A dirla tutta, non era nemmeno previsto che scrivessi una recensione, l’ho chiesto io al nostro Direttore Supremo dopo aver avuto la possibilità di partecipare ad una interessante e piacevolissima conferenza stampa di presentazione (di cui vi racconterò tra una riga e l’altra) – tenutasi a Napoli, lo scorso 27 novembre – e dopo aver completato la visione.

Per entusiasmo sì, ma anche per una questione di giustizia. Nei mesi scorsi mi è capitato di scandagliare più o meno volontariamente le pagine social ed intorno alla nuova incarnazione di Piedone ho avvertito (non da parte di tutti, per fortuna) una sorta di scetticismo, ironia, persino un odio immotivato da chi si sentiva ‘offeso’ dall’utilizzo di un brand a suo modo iconico.

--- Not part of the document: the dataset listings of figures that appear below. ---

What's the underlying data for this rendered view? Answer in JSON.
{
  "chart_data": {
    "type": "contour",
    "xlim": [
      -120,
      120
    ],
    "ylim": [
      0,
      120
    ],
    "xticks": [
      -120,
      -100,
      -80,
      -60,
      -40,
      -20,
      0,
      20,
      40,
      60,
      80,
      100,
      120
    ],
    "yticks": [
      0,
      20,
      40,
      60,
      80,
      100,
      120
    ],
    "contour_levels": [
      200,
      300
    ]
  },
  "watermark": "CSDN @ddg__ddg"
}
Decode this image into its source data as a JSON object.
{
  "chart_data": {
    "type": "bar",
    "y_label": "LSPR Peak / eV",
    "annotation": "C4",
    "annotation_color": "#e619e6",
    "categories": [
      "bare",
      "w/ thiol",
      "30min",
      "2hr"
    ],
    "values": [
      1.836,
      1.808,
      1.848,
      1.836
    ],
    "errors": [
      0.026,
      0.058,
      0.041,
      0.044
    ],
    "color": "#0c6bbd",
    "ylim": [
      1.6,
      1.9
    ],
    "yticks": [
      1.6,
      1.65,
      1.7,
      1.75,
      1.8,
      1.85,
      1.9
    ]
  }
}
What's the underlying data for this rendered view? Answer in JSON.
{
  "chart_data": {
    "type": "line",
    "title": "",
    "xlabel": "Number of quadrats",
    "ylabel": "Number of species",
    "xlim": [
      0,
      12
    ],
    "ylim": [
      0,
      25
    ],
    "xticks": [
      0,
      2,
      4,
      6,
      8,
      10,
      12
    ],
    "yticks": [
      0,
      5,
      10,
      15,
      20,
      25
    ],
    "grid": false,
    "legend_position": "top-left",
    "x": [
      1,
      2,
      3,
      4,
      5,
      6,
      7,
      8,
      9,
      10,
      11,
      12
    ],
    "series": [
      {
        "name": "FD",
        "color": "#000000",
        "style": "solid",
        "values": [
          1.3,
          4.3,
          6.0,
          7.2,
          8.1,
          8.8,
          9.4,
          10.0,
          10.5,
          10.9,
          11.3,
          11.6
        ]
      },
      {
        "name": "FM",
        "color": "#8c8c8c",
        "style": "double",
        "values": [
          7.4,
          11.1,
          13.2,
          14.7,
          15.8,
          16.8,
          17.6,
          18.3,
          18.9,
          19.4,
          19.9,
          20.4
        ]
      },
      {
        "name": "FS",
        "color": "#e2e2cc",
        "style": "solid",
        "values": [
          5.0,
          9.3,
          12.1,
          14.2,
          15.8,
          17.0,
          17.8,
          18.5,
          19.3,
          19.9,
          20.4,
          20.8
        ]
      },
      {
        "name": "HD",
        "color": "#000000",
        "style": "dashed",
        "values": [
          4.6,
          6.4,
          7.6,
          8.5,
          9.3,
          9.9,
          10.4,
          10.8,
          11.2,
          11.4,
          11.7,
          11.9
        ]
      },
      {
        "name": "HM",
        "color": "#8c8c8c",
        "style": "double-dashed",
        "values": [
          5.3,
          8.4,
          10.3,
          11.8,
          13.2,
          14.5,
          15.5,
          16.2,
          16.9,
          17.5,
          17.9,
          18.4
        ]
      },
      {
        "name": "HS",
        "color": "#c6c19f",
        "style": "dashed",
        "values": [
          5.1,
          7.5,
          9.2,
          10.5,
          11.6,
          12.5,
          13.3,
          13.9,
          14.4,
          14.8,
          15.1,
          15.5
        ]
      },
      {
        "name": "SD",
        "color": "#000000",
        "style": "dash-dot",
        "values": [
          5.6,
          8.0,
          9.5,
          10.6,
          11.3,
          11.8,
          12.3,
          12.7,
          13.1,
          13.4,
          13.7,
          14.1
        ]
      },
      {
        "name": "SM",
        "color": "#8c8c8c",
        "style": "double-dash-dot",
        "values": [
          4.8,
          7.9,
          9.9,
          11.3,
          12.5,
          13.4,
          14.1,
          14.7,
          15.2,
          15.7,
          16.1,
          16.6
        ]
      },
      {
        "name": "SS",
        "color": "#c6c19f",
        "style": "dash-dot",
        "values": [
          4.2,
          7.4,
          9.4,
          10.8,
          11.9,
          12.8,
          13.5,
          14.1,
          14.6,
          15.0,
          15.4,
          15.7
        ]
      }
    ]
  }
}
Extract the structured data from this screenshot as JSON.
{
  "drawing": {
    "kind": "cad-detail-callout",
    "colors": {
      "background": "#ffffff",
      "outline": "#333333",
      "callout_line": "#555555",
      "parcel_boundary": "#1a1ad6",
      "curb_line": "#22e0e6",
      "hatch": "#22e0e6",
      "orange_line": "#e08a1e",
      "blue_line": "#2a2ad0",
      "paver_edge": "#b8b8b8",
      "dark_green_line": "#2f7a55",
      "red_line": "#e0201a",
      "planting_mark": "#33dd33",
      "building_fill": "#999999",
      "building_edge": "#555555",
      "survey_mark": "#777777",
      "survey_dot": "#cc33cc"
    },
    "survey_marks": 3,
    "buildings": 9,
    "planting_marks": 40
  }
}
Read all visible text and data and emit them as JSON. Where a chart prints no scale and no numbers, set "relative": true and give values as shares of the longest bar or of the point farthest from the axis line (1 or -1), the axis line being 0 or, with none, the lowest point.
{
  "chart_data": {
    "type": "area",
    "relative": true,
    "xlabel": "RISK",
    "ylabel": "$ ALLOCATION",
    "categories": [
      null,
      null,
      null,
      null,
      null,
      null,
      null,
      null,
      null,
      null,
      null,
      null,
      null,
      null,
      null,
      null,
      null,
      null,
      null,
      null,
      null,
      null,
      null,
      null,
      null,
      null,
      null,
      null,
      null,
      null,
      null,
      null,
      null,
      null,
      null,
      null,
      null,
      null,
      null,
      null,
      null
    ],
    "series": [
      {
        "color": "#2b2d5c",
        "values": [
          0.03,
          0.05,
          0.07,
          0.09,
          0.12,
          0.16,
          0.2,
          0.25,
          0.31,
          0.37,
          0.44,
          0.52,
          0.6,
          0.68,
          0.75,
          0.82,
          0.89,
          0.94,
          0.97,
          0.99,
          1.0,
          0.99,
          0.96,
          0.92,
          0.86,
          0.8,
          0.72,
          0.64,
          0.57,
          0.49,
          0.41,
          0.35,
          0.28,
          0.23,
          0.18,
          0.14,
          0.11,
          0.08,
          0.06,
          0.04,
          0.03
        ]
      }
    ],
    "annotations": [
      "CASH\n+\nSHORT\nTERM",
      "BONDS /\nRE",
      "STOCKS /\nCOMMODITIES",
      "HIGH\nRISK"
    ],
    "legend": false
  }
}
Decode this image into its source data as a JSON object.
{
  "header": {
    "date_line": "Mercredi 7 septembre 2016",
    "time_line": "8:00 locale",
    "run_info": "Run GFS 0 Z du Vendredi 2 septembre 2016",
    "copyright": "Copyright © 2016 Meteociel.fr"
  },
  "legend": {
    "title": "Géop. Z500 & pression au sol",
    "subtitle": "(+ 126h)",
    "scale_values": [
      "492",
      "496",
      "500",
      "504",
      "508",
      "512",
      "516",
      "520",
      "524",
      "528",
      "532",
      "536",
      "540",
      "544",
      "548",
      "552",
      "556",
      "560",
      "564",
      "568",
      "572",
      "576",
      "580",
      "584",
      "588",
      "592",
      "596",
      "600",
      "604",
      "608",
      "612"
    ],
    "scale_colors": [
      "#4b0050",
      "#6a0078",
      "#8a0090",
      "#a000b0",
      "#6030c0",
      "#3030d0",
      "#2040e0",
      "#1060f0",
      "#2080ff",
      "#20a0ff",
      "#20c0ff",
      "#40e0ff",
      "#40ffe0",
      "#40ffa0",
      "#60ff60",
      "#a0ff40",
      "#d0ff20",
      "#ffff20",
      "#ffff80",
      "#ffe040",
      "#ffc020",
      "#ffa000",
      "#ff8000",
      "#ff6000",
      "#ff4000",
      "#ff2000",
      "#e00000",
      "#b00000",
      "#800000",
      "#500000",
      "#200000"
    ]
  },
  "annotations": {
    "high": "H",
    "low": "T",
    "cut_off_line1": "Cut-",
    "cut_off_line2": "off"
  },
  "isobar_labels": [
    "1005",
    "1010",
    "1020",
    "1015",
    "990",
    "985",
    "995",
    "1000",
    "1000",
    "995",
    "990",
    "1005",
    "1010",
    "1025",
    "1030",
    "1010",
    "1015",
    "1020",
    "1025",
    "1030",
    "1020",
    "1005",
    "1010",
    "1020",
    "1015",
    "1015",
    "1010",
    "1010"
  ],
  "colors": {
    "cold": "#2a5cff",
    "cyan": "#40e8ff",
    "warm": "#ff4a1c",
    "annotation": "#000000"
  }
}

Si è detto e scritto (e farneticato) di una produzione cattivona intenzionata a sfruttare a suo vantaggio il peso di un nome come quello di Piedone magari alla stregua di quanto fatto in precedenza da altra gente (realmente) irresponsabile con altri cult nostrani. Quando poi, se proprio vogliamo ragionarci su, a maneggiare una property così riconoscibile è molto più alto il rischio di fallire, per cui al limite io la vedo come una scelta audace e non come la mossa di chi vuole vincere facile.

Quindi meglio rispondere subito a queste rimostranze, fin dai primi paragrafi. No, assolutamente no, Piedone – Uno Sbirro a Napoli non si colloca neanche di striscio in quella categoria fortemente opinabile a cui possono appartenere titoli come Il Ritorno del Monnezza o Amici Miei – Come tutto ebbe Inizio, per fare un paio di esempi tra quelli spesso citati nei commenti livorosi di cui sopra.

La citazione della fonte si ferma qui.